Personal information
- Born: December 10, 1899 Nashville, Tennessee, U.S.
- Died: July 4, 1933 (aged 33) Horse Cave, Kentucky, U.S.
- Listed height: 5 ft 8 in (1.73 m)
- Listed weight: 175 lb (79 kg)

Career information
- High school: Horse Cave (Kentucky)
- College: Centre

Career history
- New York Giants (1925);
- Stats at Pro Football Reference

= Tom Moran (blocking back) =

American football player (1899–1933)

Tom McGee Moran (December 10, 1899 – July 4, 1933) was an American professional football blocking back who played one season with the New York Giants of the National Football League (NFL). He played college football at Centre College.

==Early life and college==
Tom McGee Moran was born on December 10, 1899, in Nashville, Tennessee. He attended Horse Cave High School in Horse Cave, Kentucky.

Moran was a two-year letterman for the Centre Praying Colonels of Centre College from 1920 to 1921.

==Professional career==
Moran spent a few years playing minor league baseball after his college football career. He played in one game for the New York Giants of the National Football League (NFL) during the team's inaugural 1925 season. He wore jersey number 8 while with the Giants.
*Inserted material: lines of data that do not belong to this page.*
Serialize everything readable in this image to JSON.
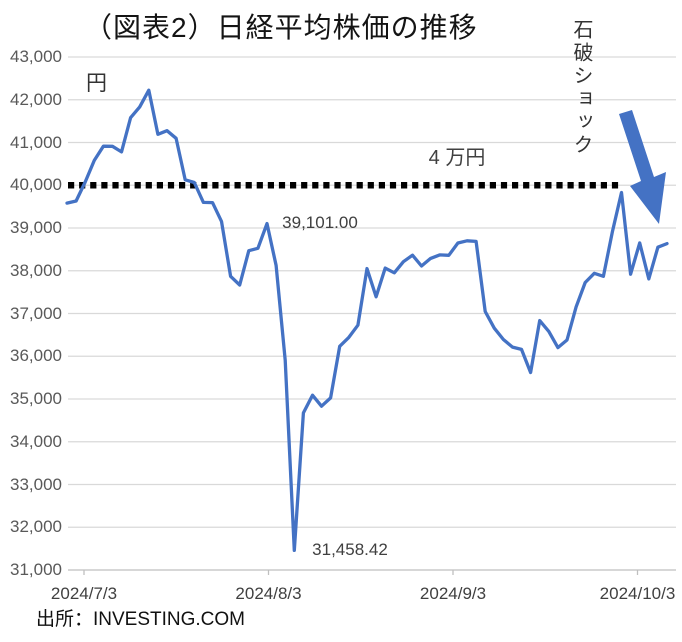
{
  "title": "（図表2）日経平均株価の推移",
  "unit_label": "円",
  "source": "出所：INVESTING.COM",
  "annotations": {
    "peak_label": "39,101.00",
    "crash_low_label": "31,458.42",
    "reference_label": "4 万円",
    "shock_label": "石破ショック"
  },
  "colors": {
    "line": "#4472C4",
    "arrow": "#4472C4",
    "grid": "#D9D9D9",
    "axis": "#BFBFBF",
    "reference_dotted": "#000000",
    "y_tick_text": "#595959",
    "x_tick_text": "#404040"
  },
  "chart_data": {
    "type": "line",
    "title": "（図表2）日経平均株価の推移",
    "xlabel": "",
    "ylabel": "円",
    "ylim": [
      31000,
      43000
    ],
    "ytick_step": 1000,
    "grid": "horizontal",
    "legend": "none",
    "x_tick_labels": [
      "2024/7/3",
      "2024/8/3",
      "2024/9/3",
      "2024/10/3"
    ],
    "reference_line": {
      "value": 40000,
      "label": "4 万円",
      "style": "dotted"
    },
    "annotated_points": [
      {
        "date": "2024/7/31",
        "close": 39101.0,
        "label": "39,101.00"
      },
      {
        "date": "2024/8/5",
        "close": 31458.42,
        "label": "31,458.42"
      }
    ],
    "series": [
      {
        "name": "日経平均株価",
        "points": [
          {
            "date": "2024/6/28",
            "close": 39583
          },
          {
            "date": "2024/7/1",
            "close": 39631
          },
          {
            "date": "2024/7/2",
            "close": 40075
          },
          {
            "date": "2024/7/3",
            "close": 40581
          },
          {
            "date": "2024/7/4",
            "close": 40914
          },
          {
            "date": "2024/7/5",
            "close": 40912
          },
          {
            "date": "2024/7/8",
            "close": 40781
          },
          {
            "date": "2024/7/9",
            "close": 41580
          },
          {
            "date": "2024/7/10",
            "close": 41832
          },
          {
            "date": "2024/7/11",
            "close": 42224
          },
          {
            "date": "2024/7/12",
            "close": 41191
          },
          {
            "date": "2024/7/16",
            "close": 41275
          },
          {
            "date": "2024/7/17",
            "close": 41098
          },
          {
            "date": "2024/7/18",
            "close": 40127
          },
          {
            "date": "2024/7/19",
            "close": 40064
          },
          {
            "date": "2024/7/22",
            "close": 39599
          },
          {
            "date": "2024/7/23",
            "close": 39594
          },
          {
            "date": "2024/7/24",
            "close": 39155
          },
          {
            "date": "2024/7/25",
            "close": 37870
          },
          {
            "date": "2024/7/26",
            "close": 37667
          },
          {
            "date": "2024/7/29",
            "close": 38468
          },
          {
            "date": "2024/7/30",
            "close": 38526
          },
          {
            "date": "2024/7/31",
            "close": 39102
          },
          {
            "date": "2024/8/1",
            "close": 38126
          },
          {
            "date": "2024/8/2",
            "close": 35910
          },
          {
            "date": "2024/8/5",
            "close": 31458
          },
          {
            "date": "2024/8/6",
            "close": 34675
          },
          {
            "date": "2024/8/7",
            "close": 35090
          },
          {
            "date": "2024/8/8",
            "close": 34831
          },
          {
            "date": "2024/8/9",
            "close": 35025
          },
          {
            "date": "2024/8/13",
            "close": 36232
          },
          {
            "date": "2024/8/14",
            "close": 36442
          },
          {
            "date": "2024/8/15",
            "close": 36726
          },
          {
            "date": "2024/8/16",
            "close": 38050
          },
          {
            "date": "2024/8/19",
            "close": 37390
          },
          {
            "date": "2024/8/20",
            "close": 38062
          },
          {
            "date": "2024/8/21",
            "close": 37952
          },
          {
            "date": "2024/8/22",
            "close": 38211
          },
          {
            "date": "2024/8/23",
            "close": 38364
          },
          {
            "date": "2024/8/26",
            "close": 38110
          },
          {
            "date": "2024/8/27",
            "close": 38288
          },
          {
            "date": "2024/8/28",
            "close": 38371
          },
          {
            "date": "2024/8/29",
            "close": 38362
          },
          {
            "date": "2024/8/30",
            "close": 38648
          },
          {
            "date": "2024/9/2",
            "close": 38700
          },
          {
            "date": "2024/9/3",
            "close": 38686
          },
          {
            "date": "2024/9/4",
            "close": 37047
          },
          {
            "date": "2024/9/5",
            "close": 36657
          },
          {
            "date": "2024/9/6",
            "close": 36391
          },
          {
            "date": "2024/9/9",
            "close": 36215
          },
          {
            "date": "2024/9/10",
            "close": 36160
          },
          {
            "date": "2024/9/11",
            "close": 35620
          },
          {
            "date": "2024/9/12",
            "close": 36833
          },
          {
            "date": "2024/9/13",
            "close": 36582
          },
          {
            "date": "2024/9/17",
            "close": 36203
          },
          {
            "date": "2024/9/18",
            "close": 36380
          },
          {
            "date": "2024/9/19",
            "close": 37155
          },
          {
            "date": "2024/9/20",
            "close": 37724
          },
          {
            "date": "2024/9/24",
            "close": 37940
          },
          {
            "date": "2024/9/25",
            "close": 37870
          },
          {
            "date": "2024/9/26",
            "close": 38926
          },
          {
            "date": "2024/9/27",
            "close": 39830
          },
          {
            "date": "2024/9/30",
            "close": 37920
          },
          {
            "date": "2024/10/1",
            "close": 38652
          },
          {
            "date": "2024/10/2",
            "close": 37809
          },
          {
            "date": "2024/10/3",
            "close": 38552
          },
          {
            "date": "2024/10/4",
            "close": 38636
          }
        ]
      }
    ]
  }
}
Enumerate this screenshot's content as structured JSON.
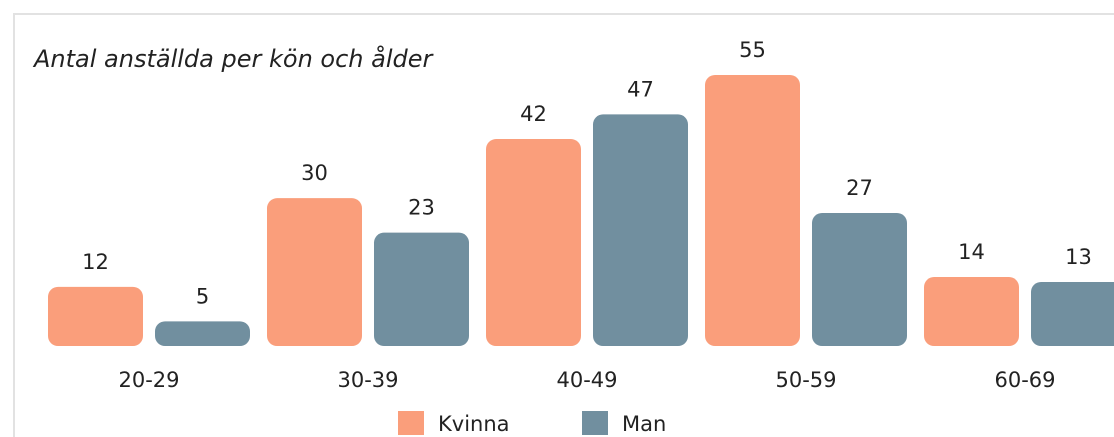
{
  "chart_data": {
    "type": "bar",
    "title": "Antal anställda per kön och ålder",
    "categories": [
      "20-29",
      "30-39",
      "40-49",
      "50-59",
      "60-69"
    ],
    "series": [
      {
        "name": "Kvinna",
        "color": "#fa9e7b",
        "values": [
          12,
          30,
          42,
          55,
          14
        ]
      },
      {
        "name": "Man",
        "color": "#718f9f",
        "values": [
          5,
          23,
          47,
          27,
          13
        ]
      }
    ]
  }
}
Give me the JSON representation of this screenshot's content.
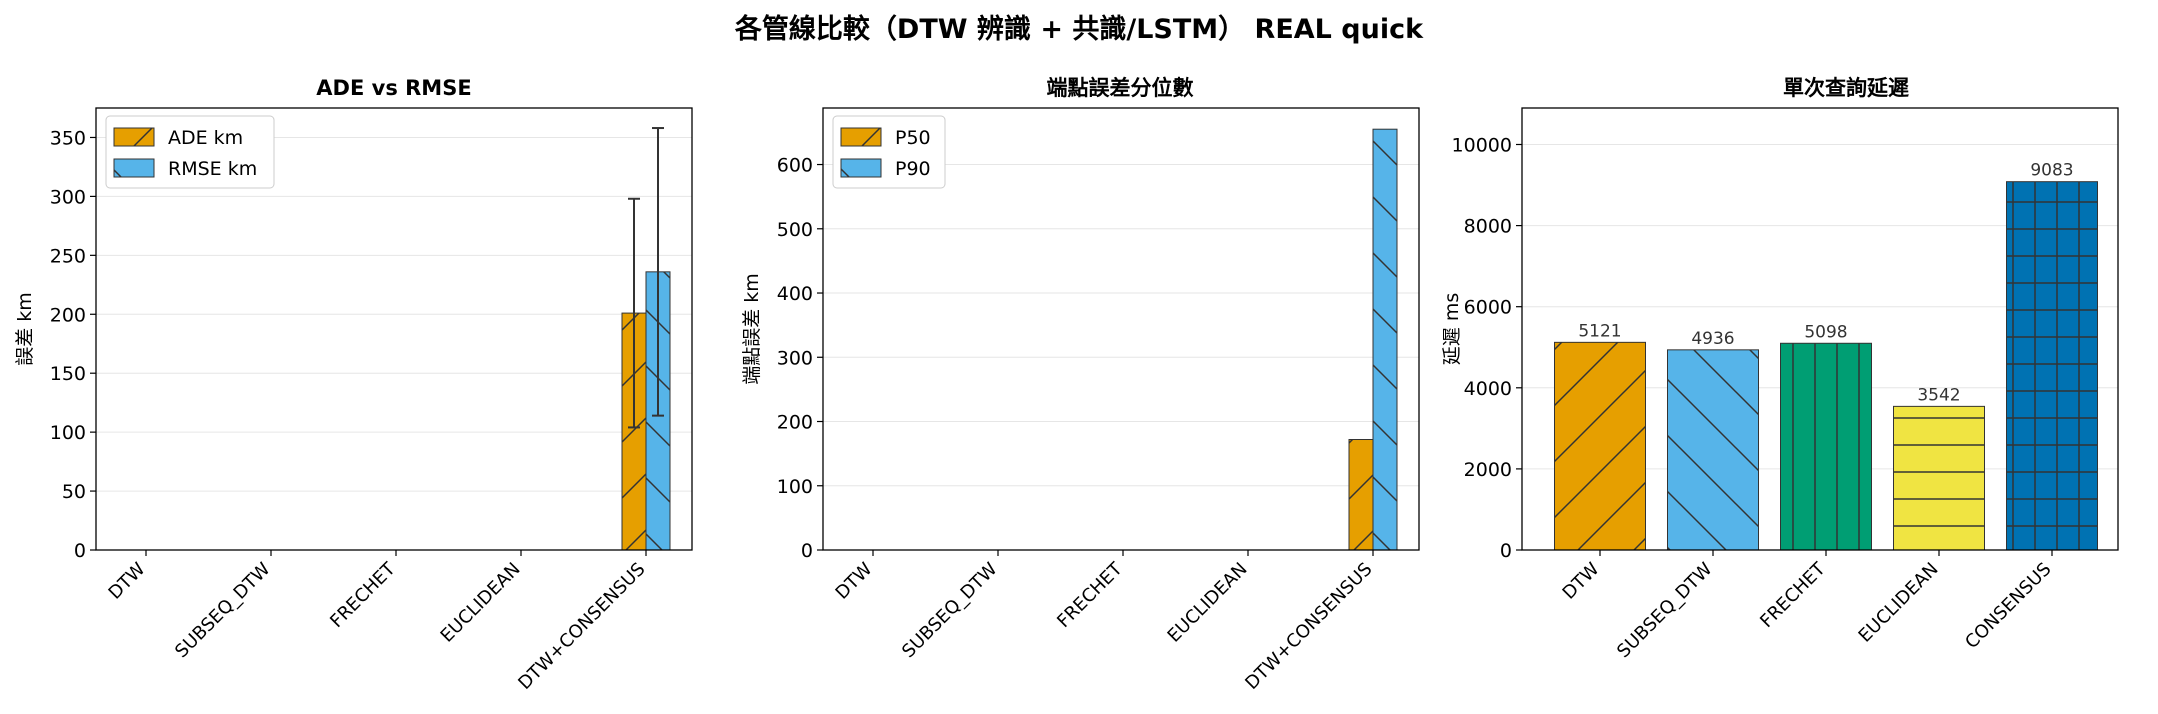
{
  "suptitle": "各管線比較（DTW 辨識 + 共識/LSTM） REAL quick",
  "colors": {
    "orange": "#E69F00",
    "skyblue": "#56B4E9",
    "green": "#009E73",
    "yellow": "#F0E442",
    "blue": "#0072B2",
    "grid": "#e6e6e6",
    "edge": "#333333"
  },
  "chart_data": [
    {
      "type": "bar",
      "title": "ADE vs RMSE",
      "xlabel": "",
      "ylabel": "誤差 km",
      "categories": [
        "DTW",
        "SUBSEQ_DTW",
        "FRECHET",
        "EUCLIDEAN",
        "DTW+CONSENSUS"
      ],
      "ylim": [
        0,
        375
      ],
      "yticks": [
        0,
        50,
        100,
        150,
        200,
        250,
        300,
        350
      ],
      "grid": "horizontal",
      "legend_position": "top-left",
      "series": [
        {
          "name": "ADE km",
          "values": [
            0,
            0,
            0,
            0,
            201
          ],
          "error": [
            0,
            0,
            0,
            0,
            97
          ],
          "color": "#E69F00",
          "hatch": "/"
        },
        {
          "name": "RMSE km",
          "values": [
            0,
            0,
            0,
            0,
            236
          ],
          "error": [
            0,
            0,
            0,
            0,
            122
          ],
          "color": "#56B4E9",
          "hatch": "\\"
        }
      ]
    },
    {
      "type": "bar",
      "title": "端點誤差分位數",
      "xlabel": "",
      "ylabel": "端點誤差 km",
      "categories": [
        "DTW",
        "SUBSEQ_DTW",
        "FRECHET",
        "EUCLIDEAN",
        "DTW+CONSENSUS"
      ],
      "ylim": [
        0,
        688
      ],
      "yticks": [
        0,
        100,
        200,
        300,
        400,
        500,
        600
      ],
      "grid": "horizontal",
      "legend_position": "top-left",
      "series": [
        {
          "name": "P50",
          "values": [
            0,
            0,
            0,
            0,
            172
          ],
          "color": "#E69F00",
          "hatch": "/"
        },
        {
          "name": "P90",
          "values": [
            0,
            0,
            0,
            0,
            655
          ],
          "color": "#56B4E9",
          "hatch": "\\"
        }
      ]
    },
    {
      "type": "bar",
      "title": "單次查詢延遲",
      "xlabel": "",
      "ylabel": "延遲 ms",
      "categories": [
        "DTW",
        "SUBSEQ_DTW",
        "FRECHET",
        "EUCLIDEAN",
        "CONSENSUS"
      ],
      "ylim": [
        0,
        10900
      ],
      "yticks": [
        0,
        2000,
        4000,
        6000,
        8000,
        10000
      ],
      "grid": "horizontal",
      "legend_position": "none",
      "series": [
        {
          "values": [
            5121,
            4936,
            5098,
            3542,
            9083
          ],
          "data_labels": [
            "5121",
            "4936",
            "5098",
            "3542",
            "9083"
          ]
        }
      ],
      "bar_colors": [
        "#E69F00",
        "#56B4E9",
        "#009E73",
        "#F0E442",
        "#0072B2"
      ],
      "bar_hatches": [
        "/",
        "\\",
        "|",
        "-",
        "+"
      ]
    }
  ]
}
He stood 5'8" and weighed 175 pounds.

==Coaching career==
Prior to his playing career in the NFL, Moran was the head coach at Carson–Newman University in Jefferson City, Tennessee from 1922 to 1923. He was also the interim coach of the Frankford Yellow Jackets for the first two games of the 1927 NFL season while his father, Charley Moran, officiated the 1927 World Series.

==Personal life==
Moran became a tobacco buyer after his sports career. He died of a self-inflicted gunshot wound to the chest at his home in Horse Cave, Kentucky on July 4, 1933. He had been in ill health for several years.

Moran's father, Charley Moran, was a Major League Baseball player and college football coach.